The New Yorker:

Cemetery—the final resting place of Leonard Bernstein and half a million others—explores a cutting-edge method of processing human remains: electric cremation.

By Eric Lach 

Long before Richard J. Moylan became the president of Brooklyn’s Green-Wood Cemetery, his job was to help with the landscaping. “I started cutting grass here in ’72,” he told me, as he showed me around the grounds, which span four hundred and seventy urban acres. Moylan’s father and grandfather were both contractors at Green-Wood, too. “He’s here,” Moylan said, of his father, who died in 1982 and was buried at the cemetery, four years before Moylan became president. “Originally, I had picked a grave for him up by the Prospect Park West entrance. But the superintendent at the time, who I used to fight with terribly, came to me and said, ‘Rich, you don’t want to bury your dad there. Let me find you a nice spot.’ He found a beautiful spot, on a hill.”

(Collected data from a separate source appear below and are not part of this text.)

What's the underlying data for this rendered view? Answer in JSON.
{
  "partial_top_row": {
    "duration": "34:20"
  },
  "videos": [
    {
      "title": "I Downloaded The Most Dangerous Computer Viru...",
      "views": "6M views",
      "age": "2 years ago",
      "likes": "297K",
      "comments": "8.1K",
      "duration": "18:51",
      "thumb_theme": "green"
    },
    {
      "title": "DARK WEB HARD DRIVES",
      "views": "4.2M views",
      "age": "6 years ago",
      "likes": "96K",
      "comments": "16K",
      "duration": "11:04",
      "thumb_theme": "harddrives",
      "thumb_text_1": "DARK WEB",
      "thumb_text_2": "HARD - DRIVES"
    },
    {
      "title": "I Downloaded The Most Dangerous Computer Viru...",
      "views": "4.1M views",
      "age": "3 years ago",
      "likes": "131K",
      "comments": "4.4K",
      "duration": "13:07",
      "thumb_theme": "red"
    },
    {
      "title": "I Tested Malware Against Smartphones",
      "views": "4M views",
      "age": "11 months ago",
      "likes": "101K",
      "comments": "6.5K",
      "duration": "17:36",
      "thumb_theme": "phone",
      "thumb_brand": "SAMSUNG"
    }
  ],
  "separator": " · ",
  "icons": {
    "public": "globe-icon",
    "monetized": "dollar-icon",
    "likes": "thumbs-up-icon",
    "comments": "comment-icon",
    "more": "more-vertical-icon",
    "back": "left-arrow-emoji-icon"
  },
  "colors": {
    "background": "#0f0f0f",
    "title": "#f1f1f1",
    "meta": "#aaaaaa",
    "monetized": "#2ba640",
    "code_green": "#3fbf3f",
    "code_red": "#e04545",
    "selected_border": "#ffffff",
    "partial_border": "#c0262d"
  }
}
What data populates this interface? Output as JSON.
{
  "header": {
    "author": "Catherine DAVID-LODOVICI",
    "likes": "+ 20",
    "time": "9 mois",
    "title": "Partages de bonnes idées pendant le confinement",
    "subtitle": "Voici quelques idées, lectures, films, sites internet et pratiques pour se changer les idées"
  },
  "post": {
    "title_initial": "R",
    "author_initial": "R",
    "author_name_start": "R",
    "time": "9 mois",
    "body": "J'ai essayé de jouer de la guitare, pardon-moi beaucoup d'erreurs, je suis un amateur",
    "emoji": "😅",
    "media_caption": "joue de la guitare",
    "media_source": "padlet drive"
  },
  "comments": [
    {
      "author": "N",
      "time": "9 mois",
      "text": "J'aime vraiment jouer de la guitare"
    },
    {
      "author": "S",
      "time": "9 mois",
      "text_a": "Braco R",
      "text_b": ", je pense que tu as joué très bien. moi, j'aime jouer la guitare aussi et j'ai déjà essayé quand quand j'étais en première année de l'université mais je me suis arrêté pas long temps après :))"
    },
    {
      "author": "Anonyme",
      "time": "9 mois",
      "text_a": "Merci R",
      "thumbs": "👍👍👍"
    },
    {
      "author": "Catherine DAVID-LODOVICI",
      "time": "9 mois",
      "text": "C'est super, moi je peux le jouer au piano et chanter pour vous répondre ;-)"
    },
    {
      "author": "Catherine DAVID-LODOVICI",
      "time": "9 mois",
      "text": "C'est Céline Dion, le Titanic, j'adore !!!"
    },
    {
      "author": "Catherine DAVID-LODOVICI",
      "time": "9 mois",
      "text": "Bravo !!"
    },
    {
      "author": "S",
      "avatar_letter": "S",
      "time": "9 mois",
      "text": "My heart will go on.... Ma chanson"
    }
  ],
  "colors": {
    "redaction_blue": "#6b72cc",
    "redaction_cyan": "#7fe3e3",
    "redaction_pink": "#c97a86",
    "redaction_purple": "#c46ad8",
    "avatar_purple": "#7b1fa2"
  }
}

Founded in 1838, Green-Wood is the largest and most famous cemetery in Brooklyn. In addition to Moylan’s father, its residents include Boss Tweed, Samuel Morse, Leonard Bernstein, Jean-Michel Basquiat, Pop Smoke, and more than half a million others. Perched atop the highest natural point in the borough, many of the cemetery’s best spots—including Moylan’s office, in the main administrative building—have a clear view of New York Harbor to the west. Moylan remembers what Green-Wood was like forty or fifty years ago: the staff would knock off at 2 p.m. to drink among the graves, and the administration worked out of offices in Manhattan. “We didn’t want people to come in here. We turned people away,” he said. “We had to change. We couldn’t be the sleepy hidden place that we were for so many years.”